The Academi Cardiff International Poetry Competition
Máighréad Medbh
Turning Point
That was the year his father grew into his bones,
up through the marrow like a liquid tree
that hardened and stretched the mould.
The living past died in his spinal core,
stiffened his joints, made an angle at his waist
and flattened his feet as if they were hobnailed homes.
His skin renewed itself, slower, but much as before.
Only Bronagh noticed how his forehead tightened
when another bill got floored.
Stiff in the morning, shuffling in slippered feet,
the smallest issue, a spillage of milk
broke the back of his mustered will to cope.
It was the year of strikes and foot-and-mouth disease
when funeral pyres turned the air slate,
and farms became silenced compounds.
Nothing ran. Buses and trains stood mute.
Cars and trucks lurked at the border,
cornered like insects by the spray’s sterile advance.
Dotcom companies broke, thousands owed.
Everyday more lettings go.
The floods came and swallowed the fields,
chewed the bank of the river and spat it out.
The path ended at a new place
and winter brought the longest snow for years.

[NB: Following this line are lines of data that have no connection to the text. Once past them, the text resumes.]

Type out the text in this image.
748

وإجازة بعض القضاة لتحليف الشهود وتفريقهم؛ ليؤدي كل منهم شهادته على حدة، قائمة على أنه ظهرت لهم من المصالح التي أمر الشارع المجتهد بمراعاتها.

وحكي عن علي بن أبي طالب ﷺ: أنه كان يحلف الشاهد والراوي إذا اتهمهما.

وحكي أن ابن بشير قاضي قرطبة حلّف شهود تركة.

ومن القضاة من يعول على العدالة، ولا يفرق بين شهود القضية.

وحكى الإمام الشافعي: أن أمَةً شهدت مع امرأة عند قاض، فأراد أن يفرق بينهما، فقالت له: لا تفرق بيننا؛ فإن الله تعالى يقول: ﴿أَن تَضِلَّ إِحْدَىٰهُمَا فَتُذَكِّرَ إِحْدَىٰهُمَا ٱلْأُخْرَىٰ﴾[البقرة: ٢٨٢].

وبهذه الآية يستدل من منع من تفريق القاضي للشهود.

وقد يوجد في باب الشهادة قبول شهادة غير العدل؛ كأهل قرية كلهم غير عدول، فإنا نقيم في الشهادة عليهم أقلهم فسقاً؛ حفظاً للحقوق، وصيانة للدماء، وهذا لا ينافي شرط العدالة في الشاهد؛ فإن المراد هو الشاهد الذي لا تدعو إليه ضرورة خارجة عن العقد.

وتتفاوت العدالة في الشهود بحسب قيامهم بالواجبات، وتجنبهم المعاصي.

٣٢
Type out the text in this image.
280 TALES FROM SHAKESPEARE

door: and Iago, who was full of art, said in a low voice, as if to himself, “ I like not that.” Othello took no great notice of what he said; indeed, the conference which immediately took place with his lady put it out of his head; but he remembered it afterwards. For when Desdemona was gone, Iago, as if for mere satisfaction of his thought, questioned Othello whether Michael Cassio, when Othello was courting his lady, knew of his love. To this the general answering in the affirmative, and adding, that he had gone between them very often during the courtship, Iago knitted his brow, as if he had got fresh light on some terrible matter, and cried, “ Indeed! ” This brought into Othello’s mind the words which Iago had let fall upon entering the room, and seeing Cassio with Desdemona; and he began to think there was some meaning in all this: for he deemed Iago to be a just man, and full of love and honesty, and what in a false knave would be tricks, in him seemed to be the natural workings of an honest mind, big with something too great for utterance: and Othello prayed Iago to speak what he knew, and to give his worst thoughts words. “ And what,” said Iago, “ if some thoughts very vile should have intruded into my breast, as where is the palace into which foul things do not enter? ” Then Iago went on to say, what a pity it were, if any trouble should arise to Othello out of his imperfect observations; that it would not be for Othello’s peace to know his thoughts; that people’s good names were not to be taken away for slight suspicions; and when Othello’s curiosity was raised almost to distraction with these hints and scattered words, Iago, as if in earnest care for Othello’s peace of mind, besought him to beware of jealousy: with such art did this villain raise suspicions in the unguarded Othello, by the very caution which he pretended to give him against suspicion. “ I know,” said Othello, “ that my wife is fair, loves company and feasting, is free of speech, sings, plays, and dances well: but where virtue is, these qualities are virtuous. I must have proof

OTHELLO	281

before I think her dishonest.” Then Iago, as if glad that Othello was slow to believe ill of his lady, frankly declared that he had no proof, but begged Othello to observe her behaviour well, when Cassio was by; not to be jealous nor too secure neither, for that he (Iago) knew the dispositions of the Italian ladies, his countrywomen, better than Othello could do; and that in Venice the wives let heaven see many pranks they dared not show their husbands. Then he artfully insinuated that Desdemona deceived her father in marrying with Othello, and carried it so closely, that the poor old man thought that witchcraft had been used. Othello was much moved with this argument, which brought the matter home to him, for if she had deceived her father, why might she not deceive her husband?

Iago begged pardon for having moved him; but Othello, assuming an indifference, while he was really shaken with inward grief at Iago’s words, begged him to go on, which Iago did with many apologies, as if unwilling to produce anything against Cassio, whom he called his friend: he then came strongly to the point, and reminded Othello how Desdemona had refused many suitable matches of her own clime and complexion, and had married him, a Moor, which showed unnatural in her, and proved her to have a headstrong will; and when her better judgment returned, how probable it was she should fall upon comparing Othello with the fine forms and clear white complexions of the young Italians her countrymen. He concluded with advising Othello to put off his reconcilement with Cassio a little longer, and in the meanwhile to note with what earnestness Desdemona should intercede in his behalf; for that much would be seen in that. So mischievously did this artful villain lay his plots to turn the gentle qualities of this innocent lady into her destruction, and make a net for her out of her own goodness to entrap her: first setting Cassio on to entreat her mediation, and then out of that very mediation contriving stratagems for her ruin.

She saw the sense in all the manic sweeping,
and so did he, a natural wisdom
where deep-rooted things survive
and everything unstable ends its time.
Still, when his own dream burned,
his father’s effigy grinned in the fire’s eye.
The failed farm of his childhood, his parents’ retreat
into the dark corners of the house, the split,
glitched his ecleptic and he stood at the door,
rubbing his forehead. Bronagh had begun to leave.
Not age but history was turning him old,
the cruel wheel brandishing its spokes.
Máighréad Medbh was born in Co. Limerick, Ireland and published her first poetry collection, ’The Making of a Pagan’ in 1990. Since then she has worked mainly in performance poetry, with appearances on television and in gigs in Ireland, Britain and the USA. Her poems have appeared in several anthologies. Her second book, ’Tenant’, was published by Salmon Publishing, Co. Clare in 1999, and is a narrative sequence set during the Irish famine of 1845-49. A further collection of poems is due to be published by Salmon in 2003.